O jurista Rubens Casara, juiz do Tribunal de Justiça do Estado do Rio de Janeiro e integrante da Associação Juízes pela Democracia (AJD) avalia que, em outros tempos, o tema em debate não geraria tanta polêmica, pois o texto aprovado não compromete a separação de poderes, está adequado à Constituição e tem aspectos que ele avalia serem positivos. Entretanto, ele considera "péssimo" o momento da aprovação.
"O projeto foi assumido e é apresentado à sociedade por parlamentares ligados à extrema direita, como uma resposta à postura do STF nos últimos tempos, mais precisamente uma reação à defesa do último processo eleitoral. A extrema-direita soube capitalizar politicamente a PEC, que acabou vendida à sociedade como uma demonstração de força e um instrumento de limitação do poder do STF", ponderou.
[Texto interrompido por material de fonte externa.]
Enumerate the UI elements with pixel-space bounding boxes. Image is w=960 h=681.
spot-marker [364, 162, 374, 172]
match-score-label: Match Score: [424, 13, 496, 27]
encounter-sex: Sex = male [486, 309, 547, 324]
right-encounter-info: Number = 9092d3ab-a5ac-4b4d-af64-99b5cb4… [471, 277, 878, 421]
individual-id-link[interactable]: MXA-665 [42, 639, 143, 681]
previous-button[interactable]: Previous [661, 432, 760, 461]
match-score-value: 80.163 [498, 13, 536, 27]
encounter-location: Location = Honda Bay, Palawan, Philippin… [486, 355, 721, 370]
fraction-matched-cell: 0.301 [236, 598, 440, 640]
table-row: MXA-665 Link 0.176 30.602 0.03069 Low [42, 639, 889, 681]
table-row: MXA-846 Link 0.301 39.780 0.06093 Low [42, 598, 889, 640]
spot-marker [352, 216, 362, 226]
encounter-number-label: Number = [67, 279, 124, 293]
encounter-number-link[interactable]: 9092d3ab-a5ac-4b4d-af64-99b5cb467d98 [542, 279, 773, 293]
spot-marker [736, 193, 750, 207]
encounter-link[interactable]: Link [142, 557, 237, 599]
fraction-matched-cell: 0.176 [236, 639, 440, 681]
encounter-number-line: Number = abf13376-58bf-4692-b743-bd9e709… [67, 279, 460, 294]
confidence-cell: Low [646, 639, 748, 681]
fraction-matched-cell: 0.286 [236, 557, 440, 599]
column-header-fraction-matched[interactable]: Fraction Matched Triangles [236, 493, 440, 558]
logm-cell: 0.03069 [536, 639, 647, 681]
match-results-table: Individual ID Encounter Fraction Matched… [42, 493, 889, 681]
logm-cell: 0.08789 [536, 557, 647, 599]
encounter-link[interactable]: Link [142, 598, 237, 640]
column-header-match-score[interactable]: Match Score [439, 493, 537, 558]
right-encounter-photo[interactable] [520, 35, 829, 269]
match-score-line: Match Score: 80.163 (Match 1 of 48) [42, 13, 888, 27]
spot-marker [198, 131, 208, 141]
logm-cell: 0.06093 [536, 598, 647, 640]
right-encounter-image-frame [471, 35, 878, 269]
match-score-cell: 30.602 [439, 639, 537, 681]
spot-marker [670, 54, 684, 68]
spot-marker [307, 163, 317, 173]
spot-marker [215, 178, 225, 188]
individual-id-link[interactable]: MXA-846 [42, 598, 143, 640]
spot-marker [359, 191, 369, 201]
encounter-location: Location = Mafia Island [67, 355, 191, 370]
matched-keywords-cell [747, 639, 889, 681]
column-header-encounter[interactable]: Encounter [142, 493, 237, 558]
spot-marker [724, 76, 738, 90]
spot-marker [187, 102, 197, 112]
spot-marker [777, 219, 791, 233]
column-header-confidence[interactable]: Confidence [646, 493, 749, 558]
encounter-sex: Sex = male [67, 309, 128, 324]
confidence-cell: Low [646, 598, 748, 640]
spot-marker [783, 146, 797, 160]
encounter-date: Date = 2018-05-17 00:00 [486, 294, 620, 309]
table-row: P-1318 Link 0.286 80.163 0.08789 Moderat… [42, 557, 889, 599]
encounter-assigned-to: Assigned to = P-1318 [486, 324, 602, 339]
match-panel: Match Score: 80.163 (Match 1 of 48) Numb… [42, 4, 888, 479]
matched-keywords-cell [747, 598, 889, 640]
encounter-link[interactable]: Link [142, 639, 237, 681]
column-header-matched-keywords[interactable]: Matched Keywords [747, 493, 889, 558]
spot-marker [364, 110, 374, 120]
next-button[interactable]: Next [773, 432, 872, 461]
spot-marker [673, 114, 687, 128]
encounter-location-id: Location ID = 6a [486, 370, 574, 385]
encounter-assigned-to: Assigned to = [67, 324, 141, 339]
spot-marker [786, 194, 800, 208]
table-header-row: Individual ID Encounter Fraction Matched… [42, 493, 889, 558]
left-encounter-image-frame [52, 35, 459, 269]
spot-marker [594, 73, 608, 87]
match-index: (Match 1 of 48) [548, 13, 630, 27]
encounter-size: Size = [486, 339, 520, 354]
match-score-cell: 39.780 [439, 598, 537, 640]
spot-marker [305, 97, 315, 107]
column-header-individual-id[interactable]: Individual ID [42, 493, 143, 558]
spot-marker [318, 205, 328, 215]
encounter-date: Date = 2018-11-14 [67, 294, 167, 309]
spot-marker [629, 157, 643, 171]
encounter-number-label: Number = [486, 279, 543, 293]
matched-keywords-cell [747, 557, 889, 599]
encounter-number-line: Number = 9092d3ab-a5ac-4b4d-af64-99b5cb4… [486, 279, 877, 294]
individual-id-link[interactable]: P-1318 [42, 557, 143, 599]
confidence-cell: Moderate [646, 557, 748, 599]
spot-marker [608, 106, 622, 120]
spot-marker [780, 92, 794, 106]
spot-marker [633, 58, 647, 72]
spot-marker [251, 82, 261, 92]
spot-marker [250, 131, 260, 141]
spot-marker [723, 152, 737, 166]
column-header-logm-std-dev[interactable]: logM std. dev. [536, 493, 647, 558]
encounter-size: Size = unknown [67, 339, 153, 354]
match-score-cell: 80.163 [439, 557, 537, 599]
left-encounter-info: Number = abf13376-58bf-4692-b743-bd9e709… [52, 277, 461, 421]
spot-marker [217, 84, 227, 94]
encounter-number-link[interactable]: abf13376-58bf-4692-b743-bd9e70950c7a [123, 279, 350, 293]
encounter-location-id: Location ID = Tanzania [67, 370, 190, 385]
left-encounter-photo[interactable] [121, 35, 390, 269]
'Não é prioridade do PT na Câmara'
Após passar pelo Senado, a PEC agora vai para a Câmara dos Deputados. Entretanto, se depender da bancada petista na casa, o tema deve ir para o fim da fila de discussões. O deputado federal Zeca Dirceu (PT-PR), líder do PT na Câmara, disse nesta sexta (24) que "esta crise de poderes não interessa ao Brasil" e que o momento e a forma de votação no Senado não foram "adequados e oportunos".
"Para mim, pode ficar lá na gaveta parado e vamos defender isso no colégio de líderes e junto ao presidente Arthur Lira (PP-AL), porque é um tema inoportuno. O Brasil tem outras prioridades: acabar com a fome, gerar empregos, retomar os investimentos, como o presidente Lula está fazendo", disse ao canal de televisão por assinatura CNN.